Written by Anne Staylor | 6/8/18 7:52 PM

In the market for stroke devices, Europe seems to be the proving ground for next generation devices, and several companies with novel technologies are emerging from Europe that could potentially reach the US market in the next several years. One European company taking aim at the US market is Bochum, Germany-based phenox GmbH.

In a recent interview with SmartTRAK, James Lago, President and CEO of phenox Inc., a subsidiary of the German parent, discussed the Company, its novel mechanical thrombectomy device and flow diverter, and what’s next in terms of bringing these technologies to the US market.

 

SmartTRAK: Can you start by talking about the Company, when it was founded and how it evolved to where it is today?
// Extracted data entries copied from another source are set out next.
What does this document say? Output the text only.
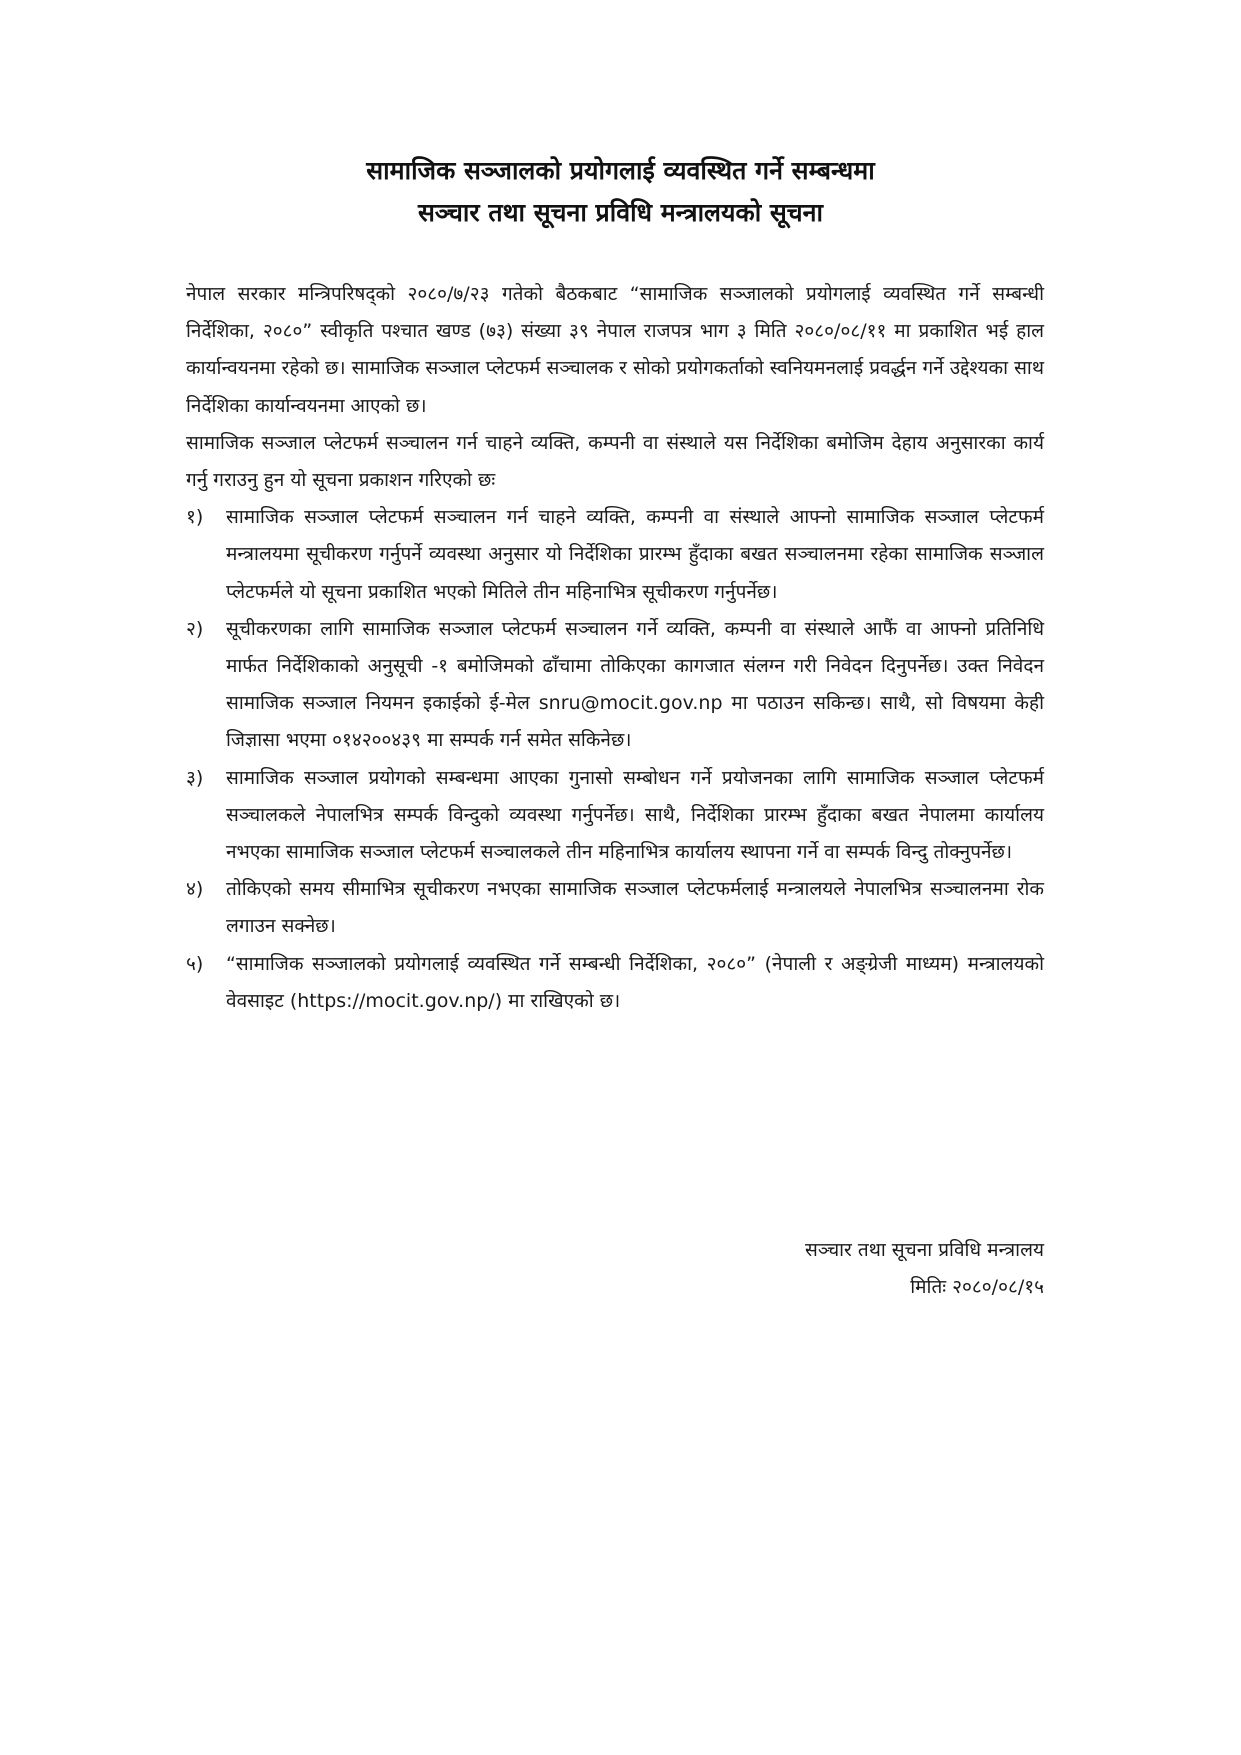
सामाजिक सञ्जालको प्रयोगलाई व्यवस्थित गर्ने सम्बन्धमा
सञ्चार तथा सूचना प्रविधि मन्त्रालयको सूचना

नेपाल सरकार मन्त्रिपरिषद्को २०८०/७/२३ गतेको बैठकबाट “सामाजिक सञ्जालको प्रयोगलाई व्यवस्थित गर्ने सम्बन्धी निर्देशिका, २०८०” स्वीकृति पश्चात खण्ड (७३) संख्या ३९ नेपाल राजपत्र भाग ३ मिति २०८०/०८/११ मा प्रकाशित भई हाल कार्यान्वयनमा रहेको छ। सामाजिक सञ्जाल प्लेटफर्म सञ्चालक र सोको प्रयोगकर्ताको स्वनियमनलाई प्रवर्द्धन गर्ने उद्देश्यका साथ निर्देशिका कार्यान्वयनमा आएको छ।

सामाजिक सञ्जाल प्लेटफर्म सञ्चालन गर्न चाहने व्यक्ति, कम्पनी वा संस्थाले यस निर्देशिका बमोजिम देहाय अनुसारका कार्य गर्नु गराउनु हुन यो सूचना प्रकाशन गरिएको छः

१)	सामाजिक सञ्जाल प्लेटफर्म सञ्चालन गर्न चाहने व्यक्ति, कम्पनी वा संस्थाले आफ्नो सामाजिक सञ्जाल प्लेटफर्म मन्त्रालयमा सूचीकरण गर्नुपर्ने व्यवस्था अनुसार यो निर्देशिका प्रारम्भ हुँदाका बखत सञ्चालनमा रहेका सामाजिक सञ्जाल प्लेटफर्मले यो सूचना प्रकाशित भएको मितिले तीन महिनाभित्र सूचीकरण गर्नुपर्नेछ।
२)	सूचीकरणका लागि सामाजिक सञ्जाल प्लेटफर्म सञ्चालन गर्ने व्यक्ति, कम्पनी वा संस्थाले आफैं वा आफ्नो प्रतिनिधि मार्फत निर्देशिकाको अनुसूची -१ बमोजिमको ढाँचामा तोकिएका कागजात संलग्न गरी निवेदन दिनुपर्नेछ। उक्त निवेदन सामाजिक सञ्जाल नियमन इकाईको ई-मेल snru@mocit.gov.np मा पठाउन सकिन्छ। साथै, सो विषयमा केही जिज्ञासा भएमा ०१४२००४३९ मा सम्पर्क गर्न समेत सकिनेछ।
३)	सामाजिक सञ्जाल प्रयोगको सम्बन्धमा आएका गुनासो सम्बोधन गर्ने प्रयोजनका लागि सामाजिक सञ्जाल प्लेटफर्म सञ्चालकले नेपालभित्र सम्पर्क विन्दुको व्यवस्था गर्नुपर्नेछ। साथै, निर्देशिका प्रारम्भ हुँदाका बखत नेपालमा कार्यालय नभएका सामाजिक सञ्जाल प्लेटफर्म सञ्चालकले तीन महिनाभित्र कार्यालय स्थापना गर्ने वा सम्पर्क विन्दु तोक्नुपर्नेछ।
४)	तोकिएको समय सीमाभित्र सूचीकरण नभएका सामाजिक सञ्जाल प्लेटफर्मलाई मन्त्रालयले नेपालभित्र सञ्चालनमा रोक लगाउन सक्नेछ।
५)	“सामाजिक सञ्जालको प्रयोगलाई व्यवस्थित गर्ने सम्बन्धी निर्देशिका, २०८०” (नेपाली र अङ्ग्रेजी माध्यम) मन्त्रालयको वेवसाइट (https://mocit.gov.np/) मा राखिएको छ।
सञ्चार तथा सूचना प्रविधि मन्त्रालय
मितिः २०८०/०८/१५
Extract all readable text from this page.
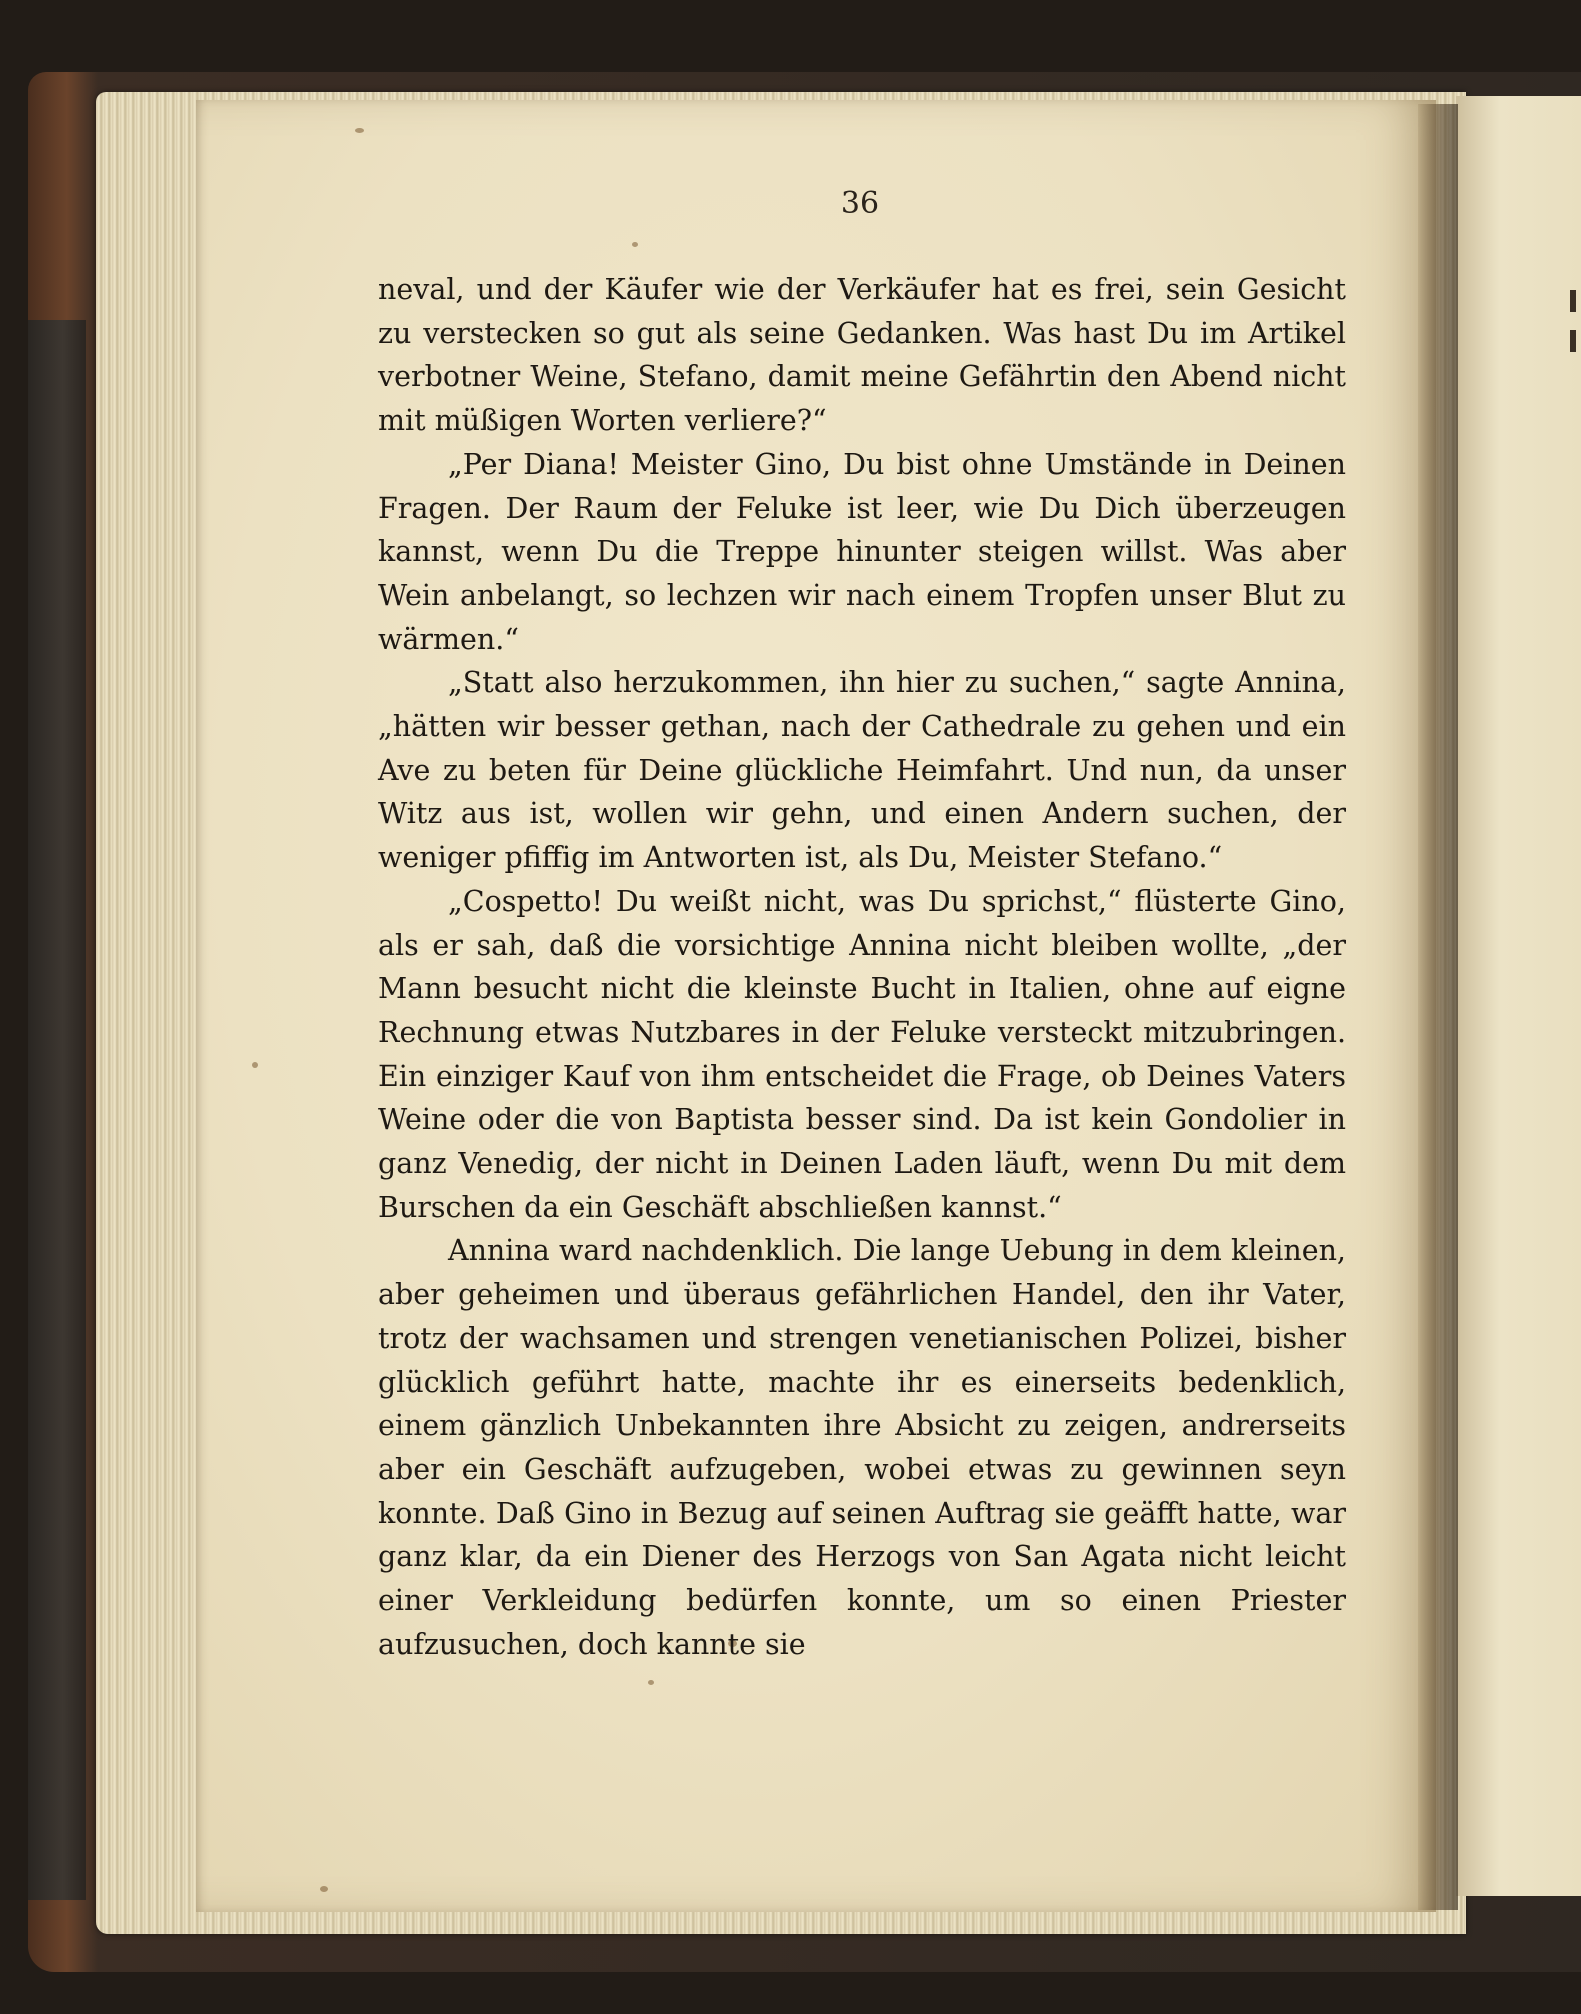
36

neval, und der Käufer wie der Verkäufer hat es frei, sein Gesicht zu verstecken so gut als seine Gedanken. Was hast Du im Artikel verbotner Weine, Stefano, damit meine Gefährtin den Abend nicht mit müßigen Worten verliere?“

„Per Diana! Meister Gino, Du bist ohne Umstände in Deinen Fragen. Der Raum der Feluke ist leer, wie Du Dich überzeugen kannst, wenn Du die Treppe hinunter steigen willst. Was aber Wein anbelangt, so lechzen wir nach einem Tropfen unser Blut zu wärmen.“

„Statt also herzukommen, ihn hier zu suchen,“ sagte Annina, „hätten wir besser gethan, nach der Cathedrale zu gehen und ein Ave zu beten für Deine glückliche Heimfahrt. Und nun, da unser Witz aus ist, wollen wir gehn, und einen Andern suchen, der weniger pfiffig im Antworten ist, als Du, Meister Stefano.“

„Cospetto! Du weißt nicht, was Du sprichst,“ flüsterte Gino, als er sah, daß die vorsichtige Annina nicht bleiben wollte, „der Mann besucht nicht die kleinste Bucht in Italien, ohne auf eigne Rechnung etwas Nutzbares in der Feluke versteckt mitzubringen. Ein einziger Kauf von ihm entscheidet die Frage, ob Deines Vaters Weine oder die von Baptista besser sind. Da ist kein Gondolier in ganz Venedig, der nicht in Deinen Laden läuft, wenn Du mit dem Burschen da ein Geschäft abschließen kannst.“

Annina ward nachdenklich. Die lange Uebung in dem kleinen, aber geheimen und überaus gefährlichen Handel, den ihr Vater, trotz der wachsamen und strengen venetianischen Polizei, bisher glücklich geführt hatte, machte ihr es einerseits bedenklich, einem gänzlich Unbekannten ihre Absicht zu zeigen, andrerseits aber ein Geschäft aufzugeben, wobei etwas zu gewinnen seyn konnte. Daß Gino in Bezug auf seinen Auftrag sie geäfft hatte, war ganz klar, da ein Diener des Herzogs von San Agata nicht leicht einer Verkleidung bedürfen konnte, um so einen Priester aufzusuchen, doch kannte sie
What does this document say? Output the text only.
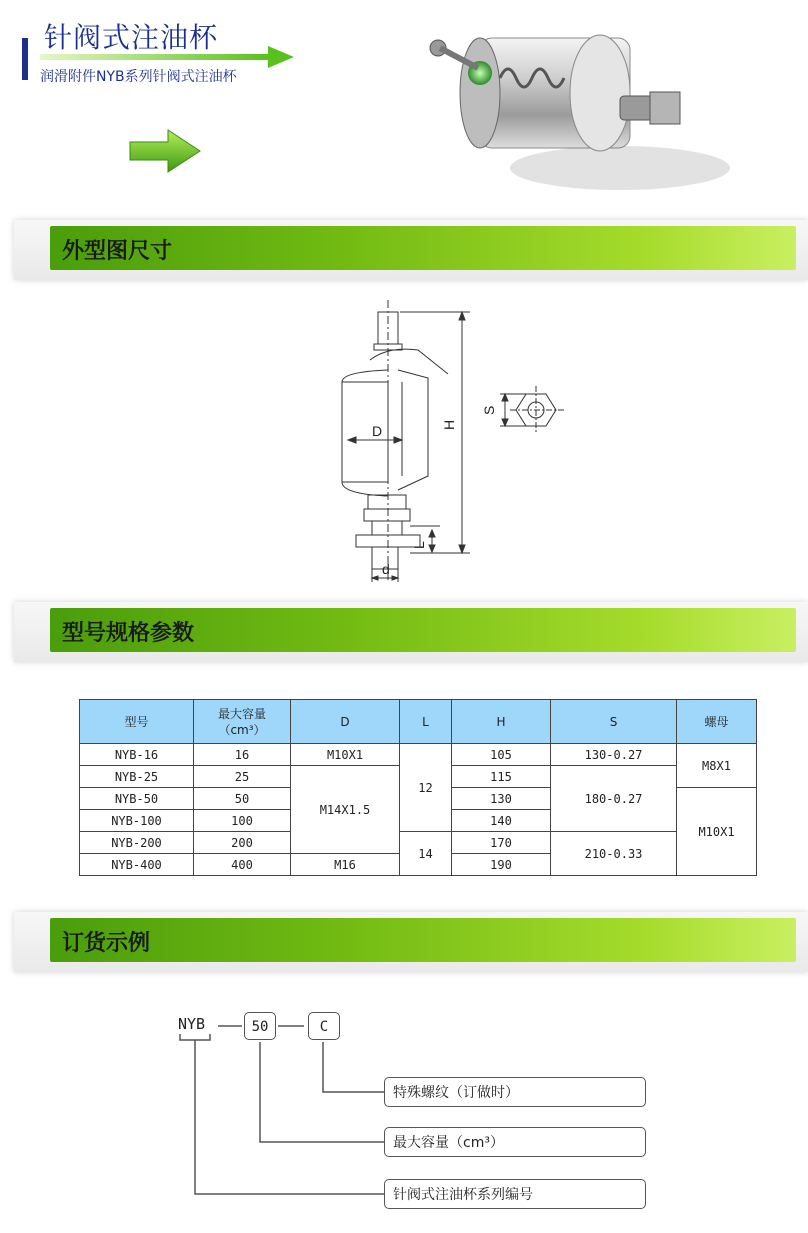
针阀式注油杯
润滑附件NYB系列针阀式注油杯
外型图尺寸
D	H
L
d
S
型号规格参数
型号	最大容量
（cm³）	D	L	H	S	螺母
NYB-16	16	M10X1	12	105	130-0.27	M8X1
NYB-25	25	M14X1.5		115	180-0.27	
NYB-50	50			130		M10X1
NYB-100	100			140		
NYB-200	200		14	170	210-0.33	
NYB-400	400	M16		190		
订货示例
NYB	50	C
特殊螺纹（订做时）
最大容量（cm³）
针阀式注油杯系列编号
James Lago: I think one of the misperceptions that exists around phenox is that we're a startup. Actually we're not. We were founded in 2005 with seven employees. Today we have nearly 200 employees. We have three entities, one in Germany, one in Galway, and a commercial subsidiary in Irvine and we sell in about 37 countries.

So does that translate into a large revenue stream for the Company?

JL: It's a good revenue stream with significant growth year after year for the last five years. The Company has grown multiples since I've joined in 2012, so I feel very good about the kind of growth that we've had. Additionally, it's an organic growth, which is really important to the founders and the company shareholders. As a result, we have not been looking for additional capital at this time to expand faster.

We must grow according to our revenue stream and our profitability, and we have been profitable for the last five years. We have a conservative philosophy and it's very important that the Company remains profitable, and use those profits to reinvest in product innovation and geographic expansion. While our growth could have been more aggressive, we are very happy with the rate of growth and we will continue to apply that thinking going forward.

How were you originally financed before you started generating revenue?